I've been a gardener most of my life, I figure. My dad always had a garden, so I was introduced to gardening at an early age.
I can't honestly say I enjoyed working in my dad's garden as a youth because my major responsibility at that time was to remove weeds and rocks -- we lived in Southwest Missouri on the edge of the Ozark Mountains where rocks are born and grow. Being in the garden, however, allowed me the privilege of getting to be first to eat a tomato fresh off the vine, to savor the young peas in a not-fully-developed pea pod, or to yank a tender young carrot from the ground, wipe off the dirt on my overalls and eat it right there.
I still love fresh vegetables. When I got my own place after college, I immediately cleared an area for my vegetable garden.
In recent years I could not maintain the garden I previously did because I was gone during a big part of the summer. I gradually replaced seasonal crops with annual ones: rhubarb, horseradish, raspberries, and green onions. The rest of the garden was covered with black plastic to keep the weeds at bay.
We are sticking closer to home this season due to an upcoming wedding involving our oldest granddaughter, so I had the opportunity to plant more seasonal vegetables. When I brought in my first red tomato the other day I was reminded of the several summers we enjoyed the delicious, huge Big Boy tomatoes that came from no less a place than my dad's compost pile.
Dad taught me the value of maintaining a compost pile. Grass clippings, pulled weeds, hedge clippings, and even the valuable stuff we now flush down the drain via our garbage disposals. All of these items decompose and all have valuable nutrients that can be returned to the garden soil to enrich it for next season's garden. Dad was doing organic gardening before the term became popular.
Well, early one summer before dad had turned the compost pile over he noticed a tomato plant coming up in one corner. It had clearly come up from a seed that had survived the winter and he decided to let it grow. It produced some of the biggest, meatiest tomatoes we had ever seen, tomatoes of the Big Boy variety that he had grown the previous season. Big Boy tomatoes are a hybrid tomato and hybrids don't usually reproduce well from seed. This one did, however, and dad decided to save some of the seeds that fall. He shared some of those with me and I started my own tomato plants the following spring.
We were pleased to have the seedlings develop into healthy tomato vines, even though they have been transplanted from their "native" Ozark region to the Zone 5 region in upstate New York. The vines grew big and strong and produced for us the same robust tomatoes they had for my dad. We were now working with the fourth generation of seeds from the original plant, so we were not only pleased but a little surprised.
Those tomatoes were delicious! We had more tomatoes than we could eat that summer, which is unusual since everyone in the family likes fresh tomatoes.
I saved some of the seeds from one of the healthiest tomatoes in mid-summer to use the follow spring. Seedlings from those seeds grew as expected and the resulting tomato plants once again grew healthy and strong. But!
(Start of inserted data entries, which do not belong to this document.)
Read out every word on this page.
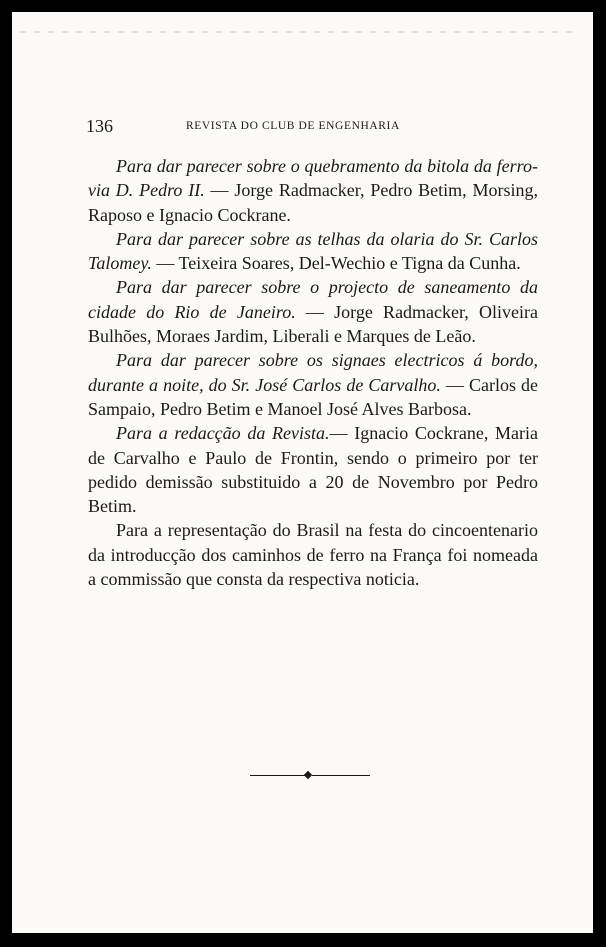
136	REVISTA DO CLUB DE ENGENHARIA

Para dar parecer sobre o quebramento da bitola da ferrovia D. Pedro II. — Jorge Radmacker, Pedro Betim, Morsing, Raposo e Ignacio Cockrane.

Para dar parecer sobre as telhas da olaria do Sr. Carlos Talomey. — Teixeira Soares, Del-Wechio e Tigna da Cunha.

Para dar parecer sobre o projecto de saneamento da cidade do Rio de Janeiro. — Jorge Radmacker, Oliveira Bulhões, Moraes Jardim, Liberali e Marques de Leão.

Para dar parecer sobre os signaes electricos á bordo, durante a noite, do Sr. José Carlos de Carvalho. — Carlos de Sampaio, Pedro Betim e Manoel José Alves Barbosa.

Para a redacção da Revista.— Ignacio Cockrane, Maria de Carvalho e Paulo de Frontin, sendo o primeiro por ter pedido demissão substituido a 20 de Novembro por Pedro Betim.

Para a representação do Brasil na festa do cincoentenario da introducção dos caminhos de ferro na França foi nomeada a commissão que consta da respectiva noticia.
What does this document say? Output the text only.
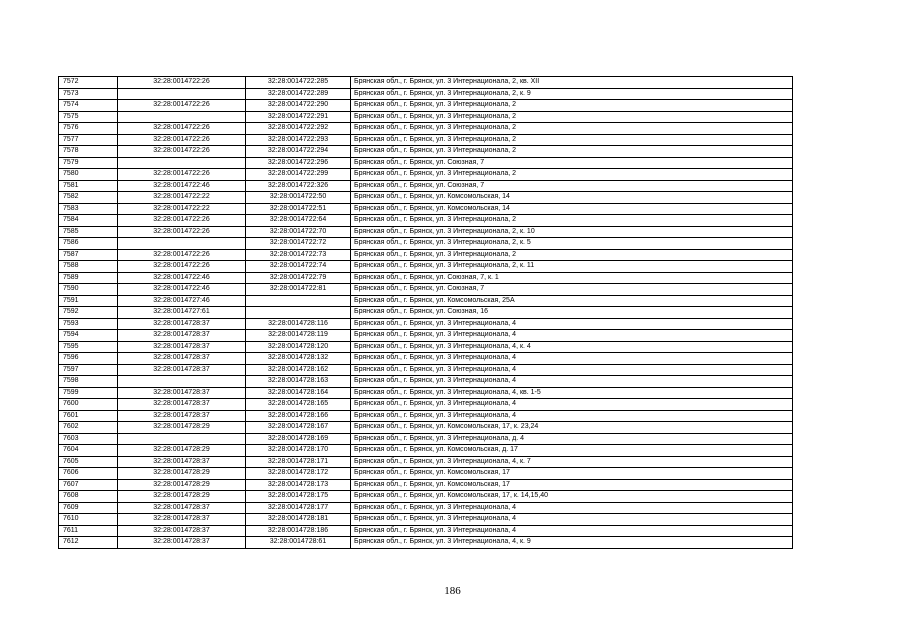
7572	32:28:0014722:26	32:28:0014722:285	Брянская обл., г. Брянск, ул. 3 Интернационала, 2, кв. XII
7573		32:28:0014722:289	Брянская обл., г. Брянск, ул. 3 Интернационала, 2, к. 9
7574	32:28:0014722:26	32:28:0014722:290	Брянская обл., г. Брянск, ул. 3 Интернационала, 2
7575		32:28:0014722:291	Брянская обл., г. Брянск, ул. 3 Интернационала, 2
7576	32:28:0014722:26	32:28:0014722:292	Брянская обл., г. Брянск, ул. 3 Интернационала, 2
7577	32:28:0014722:26	32:28:0014722:293	Брянская обл., г. Брянск, ул. 3 Интернационала, 2
7578	32:28:0014722:26	32:28:0014722:294	Брянская обл., г. Брянск, ул. 3 Интернационала, 2
7579		32:28:0014722:296	Брянская обл., г. Брянск, ул. Союзная, 7
7580	32:28:0014722:26	32:28:0014722:299	Брянская обл., г. Брянск, ул. 3 Интернационала, 2
7581	32:28:0014722:46	32:28:0014722:326	Брянская обл., г. Брянск, ул. Союзная, 7
7582	32:28:0014722:22	32:28:0014722:50	Брянская обл., г. Брянск, ул. Комсомольская, 14
7583	32:28:0014722:22	32:28:0014722:51	Брянская обл., г. Брянск, ул. Комсомольская, 14
7584	32:28:0014722:26	32:28:0014722:64	Брянская обл., г. Брянск, ул. 3 Интернационала, 2
7585	32:28:0014722:26	32:28:0014722:70	Брянская обл., г. Брянск, ул. 3 Интернационала, 2, к. 10
7586		32:28:0014722:72	Брянская обл., г. Брянск, ул. 3 Интернационала, 2, к. 5
7587	32:28:0014722:26	32:28:0014722:73	Брянская обл., г. Брянск, ул. 3 Интернационала, 2
7588	32:28:0014722:26	32:28:0014722:74	Брянская обл., г. Брянск, ул. 3 Интернационала, 2, к. 11
7589	32:28:0014722:46	32:28:0014722:79	Брянская обл., г. Брянск, ул. Союзная, 7, к. 1
7590	32:28:0014722:46	32:28:0014722:81	Брянская обл., г. Брянск, ул. Союзная, 7
7591	32:28:0014727:46		Брянская обл., г. Брянск, ул. Комсомольская, 25А
7592	32:28:0014727:61		Брянская обл., г. Брянск, ул. Союзная, 16
7593	32:28:0014728:37	32:28:0014728:116	Брянская обл., г. Брянск, ул. 3 Интернационала, 4
7594	32:28:0014728:37	32:28:0014728:119	Брянская обл., г. Брянск, ул. 3 Интернационала, 4
7595	32:28:0014728:37	32:28:0014728:120	Брянская обл., г. Брянск, ул. 3 Интернационала, 4, к. 4
7596	32:28:0014728:37	32:28:0014728:132	Брянская обл., г. Брянск, ул. 3 Интернационала, 4
7597	32:28:0014728:37	32:28:0014728:162	Брянская обл., г. Брянск, ул. 3 Интернационала, 4
7598		32:28:0014728:163	Брянская обл., г. Брянск, ул. 3 Интернационала, 4
7599	32:28:0014728:37	32:28:0014728:164	Брянская обл., г. Брянск, ул. 3 Интернационала, 4, кв. 1-5
7600	32:28:0014728:37	32:28:0014728:165	Брянская обл., г. Брянск, ул. 3 Интернационала, 4
7601	32:28:0014728:37	32:28:0014728:166	Брянская обл., г. Брянск, ул. 3 Интернационала, 4
7602	32:28:0014728:29	32:28:0014728:167	Брянская обл., г. Брянск, ул. Комсомольская, 17, к. 23,24
7603		32:28:0014728:169	Брянская обл., г. Брянск, ул. 3 Интернационала, д. 4
7604	32:28:0014728:29	32:28:0014728:170	Брянская обл., г. Брянск, ул. Комсомольская, д. 17
7605	32:28:0014728:37	32:28:0014728:171	Брянская обл., г. Брянск, ул. 3 Интернационала, 4, к. 7
7606	32:28:0014728:29	32:28:0014728:172	Брянская обл., г. Брянск, ул. Комсомольская, 17
7607	32:28:0014728:29	32:28:0014728:173	Брянская обл., г. Брянск, ул. Комсомольская, 17
7608	32:28:0014728:29	32:28:0014728:175	Брянская обл., г. Брянск, ул. Комсомольская, 17, к. 14,15,40
7609	32:28:0014728:37	32:28:0014728:177	Брянская обл., г. Брянск, ул. 3 Интернационала, 4
7610	32:28:0014728:37	32:28:0014728:181	Брянская обл., г. Брянск, ул. 3 Интернационала, 4
7611	32:28:0014728:37	32:28:0014728:186	Брянская обл., г. Брянск, ул. 3 Интернационала, 4
7612	32:28:0014728:37	32:28:0014728:61	Брянская обл., г. Брянск, ул. 3 Интернационала, 4, к. 9
186
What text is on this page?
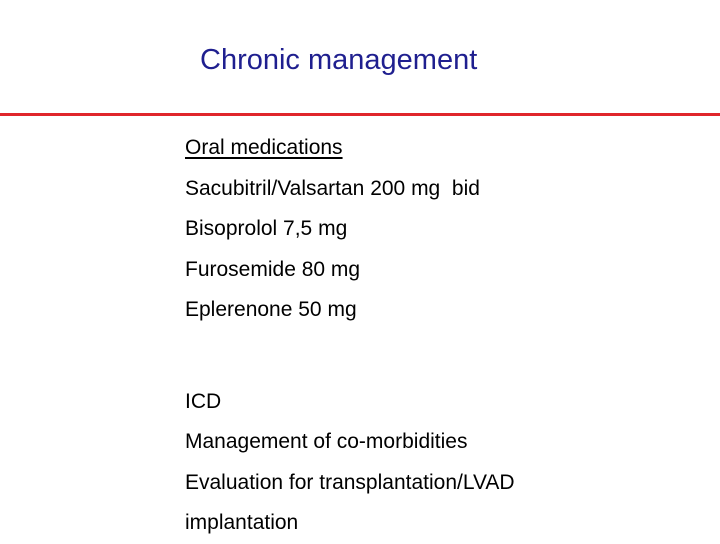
Chronic management
Oral medications
Sacubitril/Valsartan 200 mg  bid
Bisoprolol 7,5 mg
Furosemide 80 mg
Eplerenone 50 mg
ICD
Management of co-morbidities
Evaluation for transplantation/LVAD
implantation
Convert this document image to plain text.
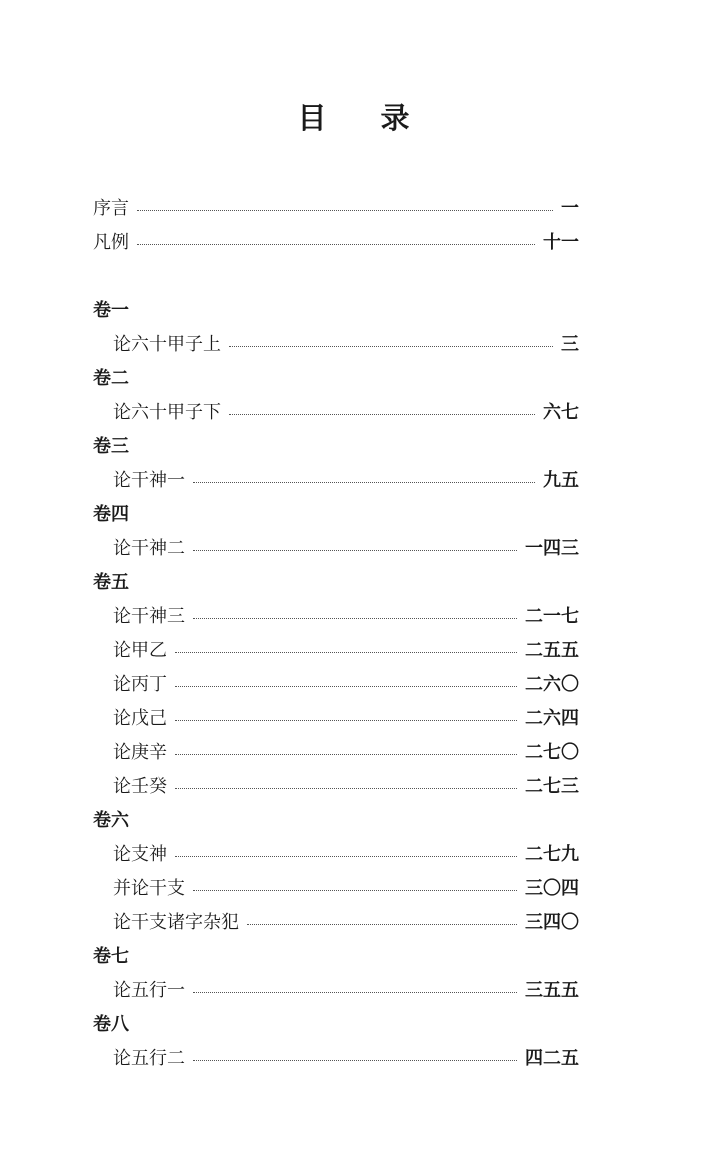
目 录
序言	一
凡例	十一
卷一
论六十甲子上	三
卷二
论六十甲子下	六七
卷三
论干神一	九五
卷四
论干神二	一四三
卷五
论干神三	二一七
论甲乙	二五五
论丙丁	二六〇
论戊己	二六四
论庚辛	二七〇
论壬癸	二七三
卷六
论支神	二七九
并论干支	三〇四
论干支诸字杂犯	三四〇
卷七
论五行一	三五五
卷八
论五行二	四二五
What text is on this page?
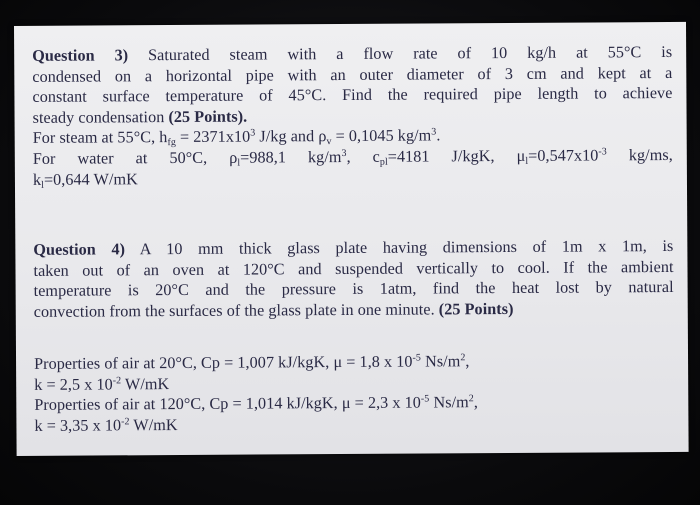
Question 3) Saturated steam with a flow rate of 10 kg/h at 55°C is
condensed on a horizontal pipe with an outer diameter of 3 cm and kept at a
constant surface temperature of 45°C. Find the required pipe length to achieve
steady condensation (25 Points).
For steam at 55°C, $h_{fg} = 2371x10^3$ J/kg and $\rho_v = 0,1045$ $kg/m^3$.
For water at 50°C, $\rho_l=988,1$ $kg/m^3$, $c_{pl}=4181$ J/kgK, $\mu_l=0,547x10^{-3}$ kg/ms,
$k_l=0,644$ W/mK
Question 4) A 10 mm thick glass plate having dimensions of 1m x 1m, is
taken out of an oven at 120°C and suspended vertically to cool. If the ambient
temperature is 20°C and the pressure is 1atm, find the heat lost by natural
convection from the surfaces of the glass plate in one minute. (25 Points)
Properties of air at 20°C, Cp = 1,007 kJ/kgK, μ = 1,8 x $10^{-5}$ $Ns/m^2$,
k = 2,5 x $10^{-2}$ W/mK
Properties of air at 120°C, Cp = 1,014 kJ/kgK, μ = 2,3 x $10^{-5}$ $Ns/m^2$,
k = 3,35 x $10^{-2}$ W/mK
We noticed one little problem with our tomatoes that summer. They were big and red and solid throughout, but some of the solidness came from a hard green core that had developed and they were more misshapen than round. After cutting out the core and slicing, we had a big odd shaped slice of tomato with a big hole in the middle. They were still delicious but a pain to prepare.
When I checked with my dad back in Missouri I learned that he was experiencing the same thing. The tomatoes were apparently beginning to revert to some of the original stock from which the Big Boy hybrid had been developed.
We gave up on the strain after that summer, but I always remember those two seasons when we had some of the tastiest tomatoes you could ever want -- and they came from the compost pile.
And get this, the other day after turning my compost pile I noticed a young tomato plant coming up next to the wall. You know, I just had to let it grow. We'll see what develops later in the summer. It may be another tomato surprise.